Does an education heavy on biases compromise the learning health of a classroom? The Texas State Board of Education will vote on new social studies textbooks, a first since 2002, in November. A group of professionals studied the material the proposed books will have and found numerous inaccuracies and opinions.  Professors David Brockman, religious studies scholar, and Kathleen Wellman, history intellectual,  join Krys Boyd in the textbook conversation today at 1 p.m.As long as the minimum standards set by the state are satisfied for a textbook, publishers can conjecture and augment content, says Thomas Ratliff, vice chair of the Texas State Board of Education, in an interview with RT America.

"If it's not a factual error and if it covers the Texas standards, there's nothing we can really do," Ratliff says concerning the limited jurisdiction the board can exercise.

http://youtu.be/7_OeQp4nfNc

Ten scholars found to-be texts improper in a range of areas from substantial Christian inclination to the whitewashing of white ethnocentrism, according to The Washington Post's thorough summary of the report.

"Ideas promoted in various proposed textbooks include the notion that Moses and Solomon inspired American democracy, that in the era of segregation only 'sometimes' were schools for black children 'lower in quality' and that Jews view Jesus Christ as an important prophet," the Post writes.

In 2010, the board was urged to change content requirements of textbooks. What was approved is widely considered "distorted history," it says.

In a state hearing with the board earlier this month, hundreds of citizens of varying viewpoints issued complaints with the draft text, Mother Jones reports.

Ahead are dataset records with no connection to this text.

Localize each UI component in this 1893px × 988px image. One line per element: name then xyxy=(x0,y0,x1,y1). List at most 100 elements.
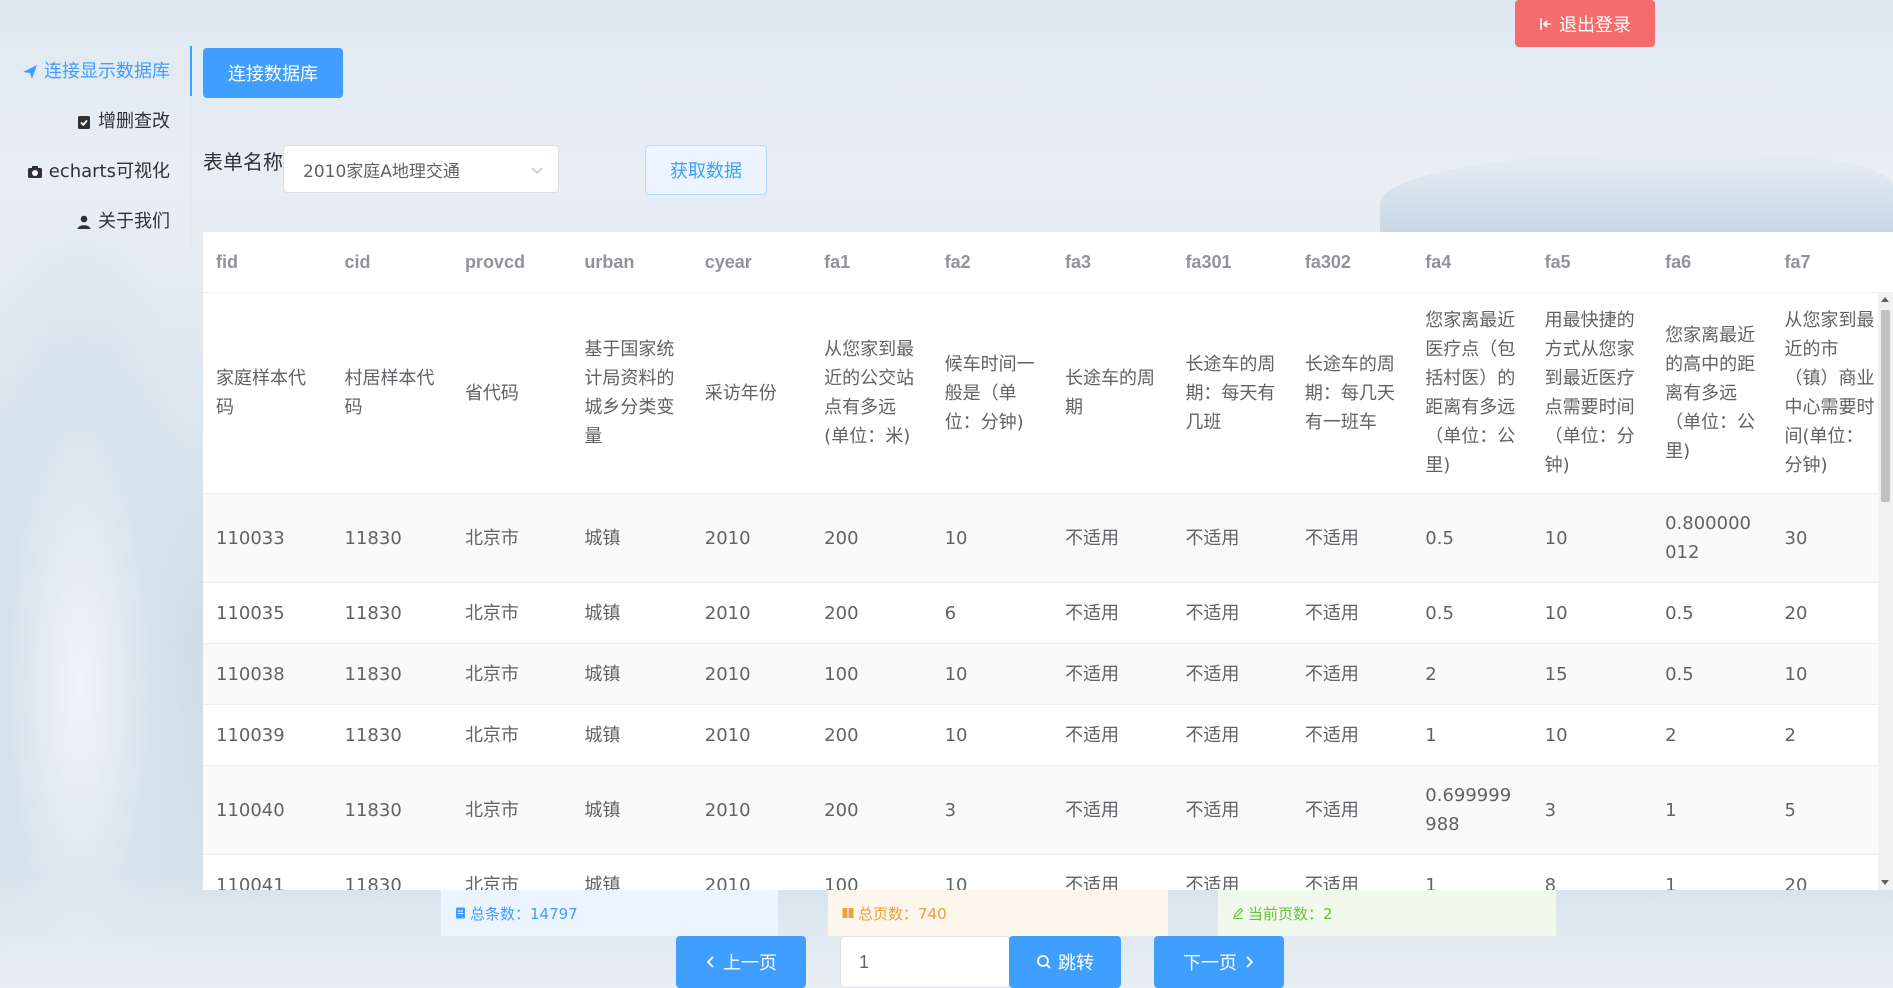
table-row[interactable]: 110038 11830 北京市 城镇 2010 100 10 不适用 不适用 … xyxy=(203,643,1893,705)
fetch-data-button[interactable]: 获取数据 xyxy=(645,145,767,195)
table-cell: 10 xyxy=(931,704,1053,766)
table-cell: 11830 xyxy=(331,704,452,766)
table-cell: 不适用 xyxy=(1052,582,1173,644)
column-header[interactable]: fa5 xyxy=(1531,232,1653,293)
jump-button[interactable]: 跳转 xyxy=(1009,936,1121,988)
book-icon xyxy=(842,908,854,918)
table-row[interactable]: 110035 11830 北京市 城镇 2010 200 6 不适用 不适用 不… xyxy=(203,582,1893,644)
table-select-value: 2010家庭A地理交通 xyxy=(303,161,460,182)
sidebar-item-label: 关于我们 xyxy=(98,211,170,232)
user-icon xyxy=(77,215,91,229)
scrollbar-thumb[interactable] xyxy=(1881,310,1890,502)
sidebar-item-label: echarts可视化 xyxy=(48,161,170,182)
column-header[interactable]: provcd xyxy=(451,232,572,293)
table-cell: 不适用 xyxy=(1052,493,1173,583)
table-cell: 10 xyxy=(1531,493,1653,583)
logout-label: 退出登录 xyxy=(1559,14,1631,36)
table-cell: 省代码 xyxy=(451,292,572,494)
table-row[interactable]: 110039 11830 北京市 城镇 2010 200 10 不适用 不适用 … xyxy=(203,704,1893,766)
connect-db-button[interactable]: 连接数据库 xyxy=(203,48,343,98)
column-header[interactable]: urban xyxy=(571,232,692,293)
column-header[interactable]: fa3 xyxy=(1052,232,1173,293)
column-header[interactable]: fid xyxy=(203,232,332,293)
table-row[interactable]: 110041 11830 北京市 城镇 2010 100 10 不适用 不适用 … xyxy=(203,854,1893,890)
table-cell: 11830 xyxy=(331,643,452,705)
table-cell: 0.5 xyxy=(1652,643,1772,705)
table-cell: 不适用 xyxy=(1291,765,1413,855)
table-cell: 北京市 xyxy=(451,854,572,890)
column-header[interactable]: fa1 xyxy=(811,232,932,293)
table-row[interactable]: 110040 11830 北京市 城镇 2010 200 3 不适用 不适用 不… xyxy=(203,765,1893,855)
table-cell: 您家离最近医疗点（包括村医）的距离有多远（单位：公里) xyxy=(1412,292,1532,494)
table-cell: 11830 xyxy=(331,854,452,890)
table-cell: 北京市 xyxy=(451,582,572,644)
column-header[interactable]: fa6 xyxy=(1652,232,1772,293)
table-cell: 11830 xyxy=(331,493,452,583)
total-records-badge: 总条数：14797 xyxy=(441,890,778,936)
table-cell: 2010 xyxy=(691,643,812,705)
table-cell: 您家离最近的高中的距离有多远（单位：公里) xyxy=(1652,292,1772,494)
column-header[interactable]: fa301 xyxy=(1172,232,1292,293)
table-cell: 不适用 xyxy=(1172,493,1292,583)
next-page-button[interactable]: 下一页 xyxy=(1154,936,1284,988)
table-cell: 10 xyxy=(931,643,1053,705)
prev-page-button[interactable]: 上一页 xyxy=(676,936,806,988)
total-pages-badge: 总页数：740 xyxy=(828,890,1168,936)
table-cell: 15 xyxy=(1531,643,1653,705)
table-cell: 2 xyxy=(1652,704,1772,766)
table-header-row: fid cid provcd urban cyear fa1 fa2 fa3 f… xyxy=(203,232,1893,293)
table-cell: 城镇 xyxy=(571,582,692,644)
table-cell: 2010 xyxy=(691,765,812,855)
table-cell: 长途车的周期 xyxy=(1052,292,1173,494)
table-cell: 0.699999988 xyxy=(1412,765,1532,855)
camera-icon xyxy=(27,166,42,178)
table-cell: 200 xyxy=(811,493,932,583)
scroll-up-arrow-icon[interactable] xyxy=(1881,297,1889,302)
table-cell: 基于国家统计局资料的城乡分类变量 xyxy=(571,292,692,494)
table-cell: 2010 xyxy=(691,854,812,890)
table-cell: 不适用 xyxy=(1172,704,1292,766)
sidebar-item-label: 增删查改 xyxy=(98,111,170,132)
column-header[interactable]: cid xyxy=(331,232,452,293)
table-cell: 10 xyxy=(931,854,1053,890)
table-cell: 不适用 xyxy=(1052,704,1173,766)
column-header[interactable]: cyear xyxy=(691,232,812,293)
total-pages-text: 总页数：740 xyxy=(858,904,947,923)
column-header[interactable]: fa302 xyxy=(1291,232,1413,293)
table-cell: 0.800000012 xyxy=(1652,493,1772,583)
column-header[interactable]: fa2 xyxy=(931,232,1053,293)
sidebar-item-crud[interactable]: 增删查改 xyxy=(76,98,170,146)
sidebar-item-label: 连接显示数据库 xyxy=(44,61,170,82)
table-cell: 2 xyxy=(1412,643,1532,705)
sidebar-nav: 连接显示数据库 增删查改 echarts可视化 关于我们 xyxy=(0,46,192,246)
table-scrollbar[interactable] xyxy=(1878,292,1893,890)
sidebar-item-connect-db[interactable]: 连接显示数据库 xyxy=(22,48,170,96)
sidebar-item-about[interactable]: 关于我们 xyxy=(76,198,170,246)
column-header[interactable]: fa7 xyxy=(1771,232,1893,293)
table-cell: 100 xyxy=(811,643,932,705)
table-row[interactable]: 110033 11830 北京市 城镇 2010 200 10 不适用 不适用 … xyxy=(203,493,1893,583)
logout-button[interactable]: 退出登录 xyxy=(1515,0,1655,47)
sidebar-item-echarts[interactable]: echarts可视化 xyxy=(27,148,170,196)
table-cell: 110035 xyxy=(203,582,332,644)
page-number-input[interactable] xyxy=(840,936,1010,988)
column-header[interactable]: fa4 xyxy=(1412,232,1532,293)
clipboard-check-icon xyxy=(78,116,90,129)
table-cell: 不适用 xyxy=(1052,765,1173,855)
table-cell: 0.5 xyxy=(1412,582,1532,644)
table-cell: 110039 xyxy=(203,704,332,766)
table-cell: 北京市 xyxy=(451,643,572,705)
table-cell: 家庭样本代码 xyxy=(203,292,332,494)
table-cell: 10 xyxy=(1771,643,1893,705)
scroll-down-arrow-icon[interactable] xyxy=(1881,880,1889,885)
table-row[interactable]: 家庭样本代码 村居样本代码 省代码 基于国家统计局资料的城乡分类变量 采访年份 … xyxy=(203,292,1893,494)
table-cell: 3 xyxy=(1531,765,1653,855)
table-cell: 10 xyxy=(1531,582,1653,644)
table-cell: 不适用 xyxy=(1172,582,1292,644)
edit-icon xyxy=(1233,907,1244,919)
table-cell: 10 xyxy=(931,493,1053,583)
chevron-right-icon xyxy=(1246,956,1254,968)
paper-plane-icon xyxy=(23,65,37,79)
table-select[interactable]: 2010家庭A地理交通 xyxy=(283,145,559,193)
table-cell: 100 xyxy=(811,854,932,890)
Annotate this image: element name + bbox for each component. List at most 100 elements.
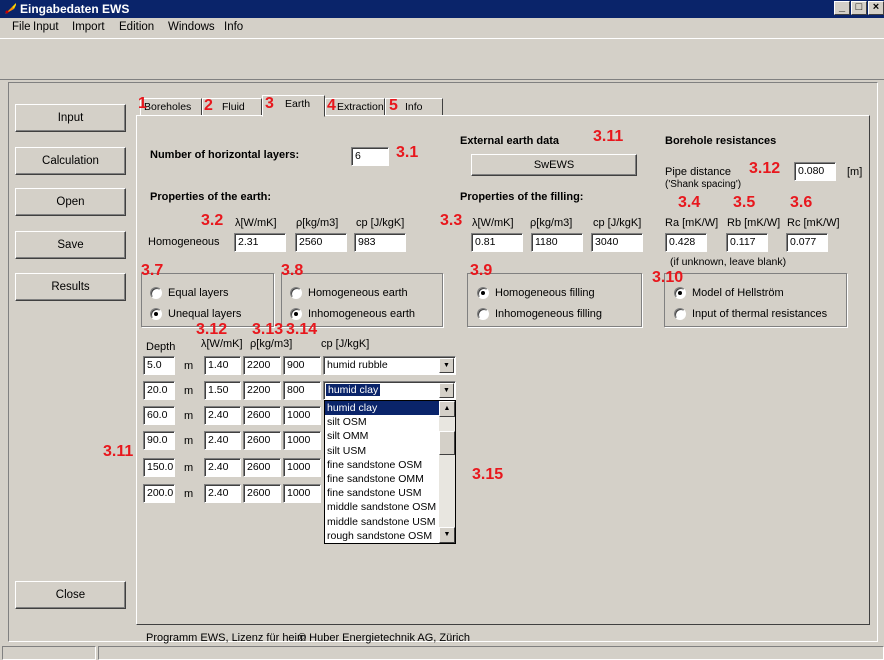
layer-2-cp[interactable]: 800 [283, 381, 321, 400]
radio-dot-selected [150, 308, 162, 320]
filling-rho-input[interactable]: 1180 [531, 233, 583, 252]
list-item[interactable]: silt USM [325, 444, 441, 458]
close-button[interactable]: Close [15, 581, 126, 609]
filling-cp-input[interactable]: 3040 [591, 233, 643, 252]
earth-rho-input[interactable]: 2560 [295, 233, 347, 252]
layer-3-cp[interactable]: 1000 [283, 406, 321, 425]
tab-info-label: Info [405, 101, 423, 113]
marker-3-12: 3.12 [196, 321, 228, 338]
layer-6-depth[interactable]: 200.0 [143, 484, 175, 503]
rc-input[interactable]: 0.077 [786, 233, 828, 252]
tab-fluid-label: Fluid [222, 101, 245, 113]
pipe-distance-input[interactable]: 0.080 [794, 162, 836, 181]
layer-5-lambda[interactable]: 2.40 [204, 458, 241, 477]
layer-2-depth[interactable]: 20.0 [143, 381, 175, 400]
scroll-thumb[interactable] [439, 431, 455, 455]
swews-button[interactable]: SwEWS [471, 154, 637, 176]
layer-6-cp[interactable]: 1000 [283, 484, 321, 503]
layer-6-rho[interactable]: 2600 [243, 484, 281, 503]
menu-info[interactable]: Info [224, 21, 243, 33]
filling-lambda-header: λ[W/mK] [472, 217, 514, 229]
scroll-up-icon[interactable]: ▲ [439, 401, 455, 417]
minimize-button[interactable]: _ [834, 1, 850, 15]
layer-1-lambda[interactable]: 1.40 [204, 356, 241, 375]
layer-1-cp[interactable]: 900 [283, 356, 321, 375]
thermal-resistances-radio[interactable]: Input of thermal resistances [674, 308, 827, 320]
results-button[interactable]: Results [15, 273, 126, 301]
app-icon [5, 3, 16, 14]
layer-3-unit: m [184, 410, 194, 422]
list-item[interactable]: silt OMM [325, 429, 441, 443]
layer-1-material: humid rubble [327, 359, 388, 371]
earth-rho-header: ρ[kg/m3] [296, 217, 339, 229]
equal-layers-radio[interactable]: Equal layers [150, 287, 229, 299]
rc-header: Rc [mK/W] [787, 217, 840, 229]
menu-edition[interactable]: Edition [119, 21, 154, 33]
maximize-button[interactable]: □ [851, 1, 867, 15]
close-window-button[interactable]: × [868, 1, 884, 15]
menu-input[interactable]: Input [33, 21, 59, 33]
layers-count-input[interactable]: 6 [351, 147, 389, 166]
earth-lambda-header: λ[W/mK] [235, 217, 277, 229]
list-item[interactable]: middle sandstone OSM [325, 500, 441, 514]
marker-3-15: 3.15 [472, 466, 504, 483]
layer-1-depth[interactable]: 5.0 [143, 356, 175, 375]
layer-2-lambda[interactable]: 1.50 [204, 381, 241, 400]
layer-5-rho[interactable]: 2600 [243, 458, 281, 477]
layer-4-lambda[interactable]: 2.40 [204, 431, 241, 450]
list-item[interactable]: fine sandstone OMM [325, 472, 441, 486]
marker-3-3: 3.3 [440, 212, 463, 229]
inhomogeneous-filling-radio[interactable]: Inhomogeneous filling [477, 308, 602, 320]
layer-6-unit: m [184, 488, 194, 500]
menu-import[interactable]: Import [72, 21, 105, 33]
scroll-down-icon[interactable]: ▼ [439, 527, 455, 543]
layer-3-depth[interactable]: 60.0 [143, 406, 175, 425]
material-dropdown-list[interactable]: humid clay silt OSM silt OMM silt USM fi… [324, 400, 456, 544]
radio-dot-selected [674, 287, 686, 299]
input-button[interactable]: Input [15, 104, 126, 132]
radio-dot [150, 287, 162, 299]
rb-input[interactable]: 0.117 [726, 233, 768, 252]
layer-4-rho[interactable]: 2600 [243, 431, 281, 450]
layer-4-cp[interactable]: 1000 [283, 431, 321, 450]
list-item[interactable]: fine sandstone OSM [325, 458, 441, 472]
list-item[interactable]: silt OSM [325, 415, 441, 429]
save-button[interactable]: Save [15, 231, 126, 259]
layer-5-depth[interactable]: 150.0 [143, 458, 175, 477]
unequal-layers-radio[interactable]: Unequal layers [150, 308, 241, 320]
hellstrom-model-radio[interactable]: Model of Hellström [674, 287, 784, 299]
layer-3-lambda[interactable]: 2.40 [204, 406, 241, 425]
inhomogeneous-earth-radio[interactable]: Inhomogeneous earth [290, 308, 415, 320]
inhomogeneous-filling-label: Inhomogeneous filling [495, 308, 603, 320]
layer-2-rho[interactable]: 2200 [243, 381, 281, 400]
chevron-down-icon[interactable]: ▼ [439, 383, 454, 398]
layer-4-depth[interactable]: 90.0 [143, 431, 175, 450]
layer-3-rho[interactable]: 2600 [243, 406, 281, 425]
calculation-button[interactable]: Calculation [15, 147, 126, 175]
marker-3-6: 3.6 [790, 194, 813, 211]
menu-windows[interactable]: Windows [168, 21, 215, 33]
layer-2-material-select[interactable]: humid clay ▼ [323, 381, 456, 400]
earth-lambda-input[interactable]: 2.31 [234, 233, 286, 252]
list-item[interactable]: rough sandstone OSM [325, 529, 441, 543]
menu-file[interactable]: File [12, 21, 31, 33]
homogeneous-filling-radio[interactable]: Homogeneous filling [477, 287, 595, 299]
homogeneous-earth-radio[interactable]: Homogeneous earth [290, 287, 408, 299]
list-item[interactable]: humid clay [325, 401, 441, 416]
layer-1-material-select[interactable]: humid rubble ▼ [323, 356, 456, 375]
layers-label: Number of horizontal layers: [150, 149, 300, 161]
tab-boreholes[interactable]: Boreholes [140, 98, 202, 116]
chevron-down-icon[interactable]: ▼ [439, 358, 454, 373]
layer-1-rho[interactable]: 2200 [243, 356, 281, 375]
list-item[interactable]: middle sandstone USM [325, 515, 441, 529]
ra-input[interactable]: 0.428 [665, 233, 707, 252]
layer-5-cp[interactable]: 1000 [283, 458, 321, 477]
earth-cp-input[interactable]: 983 [354, 233, 406, 252]
layer-6-lambda[interactable]: 2.40 [204, 484, 241, 503]
layer-1-unit: m [184, 360, 194, 372]
filling-lambda-input[interactable]: 0.81 [471, 233, 523, 252]
dropdown-scrollbar[interactable]: ▲ ▼ [439, 401, 455, 543]
ra-header: Ra [mK/W] [665, 217, 719, 229]
list-item[interactable]: fine sandstone USM [325, 486, 441, 500]
open-button[interactable]: Open [15, 188, 126, 216]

"During the all-day proceedings, activists and historians pointed out numerous factual errors and complained that the books promoted tea party ideology while mocking affirmative action and downplaying the science linking human activity to climate change," it writes.

The Texas Freedom Network, the organization who championed the review of the proposed textbooks, offers an online petition "for accurate textbooks."